Ya no le hacía falta entornar los ojos para que se hiciese viviente el recuerdo. Se veía charlar en la mesa de al lado con amigos o familiares veintitantos años más joven, reír o subirse sobre la silla y cantar: "Yo digo salta, salta conmigo. Digo salta, salta conmigo. Salta, salta conmigo. Hey", mientras los demás coreaban y prorrumpían en grititos jubilosos. Contemplaba juguetear en la arena de la playa a sus hijos, a sus sobrinos, a los hijos de sus amigos, y oír su jaleoso pulso infantil correteando hacia las olas o construyendo diques efímeros en la orilla. La memoria escogía con la delicadeza de una niña mayor que se negaba al asalto lacrimógeno.
En el cielo vio pasar una avioneta con el anuncio de una fiesta en un pueblo cercano. Carraspeaba su motor y soltaba pequeños grumos de humo sobre un celeste empeñado en la pulcritud. Si el mar estaba herido de contaminación, el firmamento contrarrestaba con una limpieza esmerada. Se podían distinguir, a lo lejos, formando parte de esa media luna que contenía ese mar calmo, los rascacielos pomposos jalonando la costa más afamada de la zona. Se trasladó a aquellos chiringuitos para degustar el sabor de las paellas, en estíos en los que no contaban el colesterol ni el ácido úrico, masticando parte del viento. Se relamió al primer bocado, sonriendo al camarero indiscreto que la espiaba desde la entrada del bar.
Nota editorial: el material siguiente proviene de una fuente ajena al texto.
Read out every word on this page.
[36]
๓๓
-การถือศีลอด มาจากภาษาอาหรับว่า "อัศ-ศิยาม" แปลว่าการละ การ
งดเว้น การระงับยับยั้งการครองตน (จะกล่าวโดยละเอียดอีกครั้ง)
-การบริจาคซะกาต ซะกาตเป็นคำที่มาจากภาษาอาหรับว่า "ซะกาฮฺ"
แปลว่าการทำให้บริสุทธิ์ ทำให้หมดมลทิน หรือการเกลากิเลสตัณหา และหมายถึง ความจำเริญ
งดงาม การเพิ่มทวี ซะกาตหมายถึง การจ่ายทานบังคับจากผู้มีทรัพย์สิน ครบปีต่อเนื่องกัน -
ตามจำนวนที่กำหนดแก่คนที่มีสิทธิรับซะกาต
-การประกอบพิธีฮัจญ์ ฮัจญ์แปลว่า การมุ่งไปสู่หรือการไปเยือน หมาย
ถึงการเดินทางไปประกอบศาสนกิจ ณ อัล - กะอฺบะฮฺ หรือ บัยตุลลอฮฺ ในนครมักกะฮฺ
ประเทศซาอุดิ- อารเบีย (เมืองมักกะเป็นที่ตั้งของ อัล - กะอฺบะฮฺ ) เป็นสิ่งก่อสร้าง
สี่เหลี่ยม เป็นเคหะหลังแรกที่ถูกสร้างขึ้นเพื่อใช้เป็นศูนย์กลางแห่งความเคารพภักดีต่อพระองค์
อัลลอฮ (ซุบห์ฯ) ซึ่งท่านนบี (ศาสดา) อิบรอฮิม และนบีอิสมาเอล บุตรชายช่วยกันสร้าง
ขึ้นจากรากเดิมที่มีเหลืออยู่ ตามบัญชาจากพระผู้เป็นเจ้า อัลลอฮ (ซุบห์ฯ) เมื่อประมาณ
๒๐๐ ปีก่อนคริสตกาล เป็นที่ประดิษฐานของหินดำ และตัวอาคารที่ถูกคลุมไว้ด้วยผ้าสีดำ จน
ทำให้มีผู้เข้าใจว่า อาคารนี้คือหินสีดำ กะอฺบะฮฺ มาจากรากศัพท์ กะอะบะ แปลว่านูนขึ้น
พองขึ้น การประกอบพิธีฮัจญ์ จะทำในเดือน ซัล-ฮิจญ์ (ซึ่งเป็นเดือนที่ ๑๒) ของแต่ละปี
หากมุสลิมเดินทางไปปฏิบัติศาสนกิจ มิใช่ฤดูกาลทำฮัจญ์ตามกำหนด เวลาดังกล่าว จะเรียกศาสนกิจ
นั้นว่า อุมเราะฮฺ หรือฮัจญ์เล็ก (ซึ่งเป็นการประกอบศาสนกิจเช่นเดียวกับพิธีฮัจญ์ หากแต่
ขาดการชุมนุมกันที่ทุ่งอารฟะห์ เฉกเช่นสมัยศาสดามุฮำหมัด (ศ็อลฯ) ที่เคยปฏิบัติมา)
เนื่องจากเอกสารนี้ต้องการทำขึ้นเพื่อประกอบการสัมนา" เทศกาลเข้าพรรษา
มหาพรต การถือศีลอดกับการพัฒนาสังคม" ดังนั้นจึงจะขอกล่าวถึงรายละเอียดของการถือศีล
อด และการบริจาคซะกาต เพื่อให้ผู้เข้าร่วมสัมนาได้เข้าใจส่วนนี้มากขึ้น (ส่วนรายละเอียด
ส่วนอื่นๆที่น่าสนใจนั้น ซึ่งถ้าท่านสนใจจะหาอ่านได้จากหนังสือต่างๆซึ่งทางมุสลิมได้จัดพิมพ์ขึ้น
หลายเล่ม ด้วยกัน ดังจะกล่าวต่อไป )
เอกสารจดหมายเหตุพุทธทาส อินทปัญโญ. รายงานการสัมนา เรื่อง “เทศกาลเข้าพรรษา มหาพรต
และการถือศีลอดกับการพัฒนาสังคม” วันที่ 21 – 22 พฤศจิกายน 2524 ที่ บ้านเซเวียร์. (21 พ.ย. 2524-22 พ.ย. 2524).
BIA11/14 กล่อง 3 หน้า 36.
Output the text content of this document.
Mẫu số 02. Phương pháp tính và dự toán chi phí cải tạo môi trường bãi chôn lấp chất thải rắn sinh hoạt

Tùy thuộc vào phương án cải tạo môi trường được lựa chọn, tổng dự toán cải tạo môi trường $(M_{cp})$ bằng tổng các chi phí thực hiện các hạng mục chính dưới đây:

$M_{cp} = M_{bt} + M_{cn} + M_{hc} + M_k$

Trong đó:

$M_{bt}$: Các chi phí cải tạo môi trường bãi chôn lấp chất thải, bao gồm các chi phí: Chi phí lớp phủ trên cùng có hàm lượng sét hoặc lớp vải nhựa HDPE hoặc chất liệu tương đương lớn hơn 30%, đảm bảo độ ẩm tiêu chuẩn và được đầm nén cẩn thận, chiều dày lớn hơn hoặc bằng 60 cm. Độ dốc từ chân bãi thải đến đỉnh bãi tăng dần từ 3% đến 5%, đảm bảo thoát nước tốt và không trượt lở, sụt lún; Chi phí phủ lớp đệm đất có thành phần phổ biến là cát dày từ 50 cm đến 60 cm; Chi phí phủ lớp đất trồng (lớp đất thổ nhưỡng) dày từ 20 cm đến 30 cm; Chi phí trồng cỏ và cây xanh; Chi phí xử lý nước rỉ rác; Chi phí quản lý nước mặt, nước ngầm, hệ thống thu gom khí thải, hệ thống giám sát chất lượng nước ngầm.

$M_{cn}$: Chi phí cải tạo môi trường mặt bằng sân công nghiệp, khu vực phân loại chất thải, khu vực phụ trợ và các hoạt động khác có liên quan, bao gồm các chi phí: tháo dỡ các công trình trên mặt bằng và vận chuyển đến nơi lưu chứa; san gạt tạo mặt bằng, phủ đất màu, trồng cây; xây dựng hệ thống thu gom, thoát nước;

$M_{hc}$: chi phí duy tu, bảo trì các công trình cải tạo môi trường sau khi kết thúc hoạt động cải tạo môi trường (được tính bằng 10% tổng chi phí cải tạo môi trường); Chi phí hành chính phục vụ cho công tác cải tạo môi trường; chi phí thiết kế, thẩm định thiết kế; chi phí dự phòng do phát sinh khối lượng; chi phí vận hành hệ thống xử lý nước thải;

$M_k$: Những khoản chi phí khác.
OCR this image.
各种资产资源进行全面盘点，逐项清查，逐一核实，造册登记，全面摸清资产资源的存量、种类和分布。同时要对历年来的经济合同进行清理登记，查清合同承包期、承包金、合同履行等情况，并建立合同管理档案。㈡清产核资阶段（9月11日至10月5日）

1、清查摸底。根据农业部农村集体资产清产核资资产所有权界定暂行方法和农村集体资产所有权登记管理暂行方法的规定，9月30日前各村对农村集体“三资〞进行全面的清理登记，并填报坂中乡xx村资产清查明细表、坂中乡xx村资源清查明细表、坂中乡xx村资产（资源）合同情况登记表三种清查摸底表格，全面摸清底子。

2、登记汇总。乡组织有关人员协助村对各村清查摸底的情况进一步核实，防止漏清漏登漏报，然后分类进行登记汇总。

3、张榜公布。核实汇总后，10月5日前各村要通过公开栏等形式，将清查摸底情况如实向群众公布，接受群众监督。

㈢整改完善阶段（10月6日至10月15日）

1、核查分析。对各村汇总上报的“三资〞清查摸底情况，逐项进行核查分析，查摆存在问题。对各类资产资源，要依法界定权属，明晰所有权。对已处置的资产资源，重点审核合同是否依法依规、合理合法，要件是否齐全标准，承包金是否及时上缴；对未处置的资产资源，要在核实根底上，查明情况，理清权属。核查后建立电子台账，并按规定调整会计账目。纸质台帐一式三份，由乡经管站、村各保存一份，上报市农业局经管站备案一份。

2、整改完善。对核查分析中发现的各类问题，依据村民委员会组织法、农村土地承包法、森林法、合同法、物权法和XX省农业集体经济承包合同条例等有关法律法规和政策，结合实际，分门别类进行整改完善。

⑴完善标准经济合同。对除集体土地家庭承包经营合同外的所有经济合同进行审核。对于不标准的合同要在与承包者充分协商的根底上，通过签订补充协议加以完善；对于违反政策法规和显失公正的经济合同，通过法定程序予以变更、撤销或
Era hora de comer. Se lo advirtió su flirteo con el recuerdo pasado y se lo confirmó el rugir de sus tripas, mas no tenía prisa. "La prisa ha sido decapitada", se dijo, notando una invasión reconfortante que le hizo sacudir su melena teñida y tender el rostro al sol.
En vez de otro refresco de naranja, pidió al camarero fisgón una cerveza y una ración de chipirones. "Bien frititos, por favor", le advirtió. Pintar la vida de colores le era tan factible que tuvo que frenarse para no gritar y volver a llamar la atención del camarero. Necesitaba desprenderse en parte de un júbilo que parecía desbordársele. Sacó el móvil del bolso, se hizo un selfy y le envió un guasap a Tina, su mejor amiga. Luego, volvió los ojos a la elocuencia marina.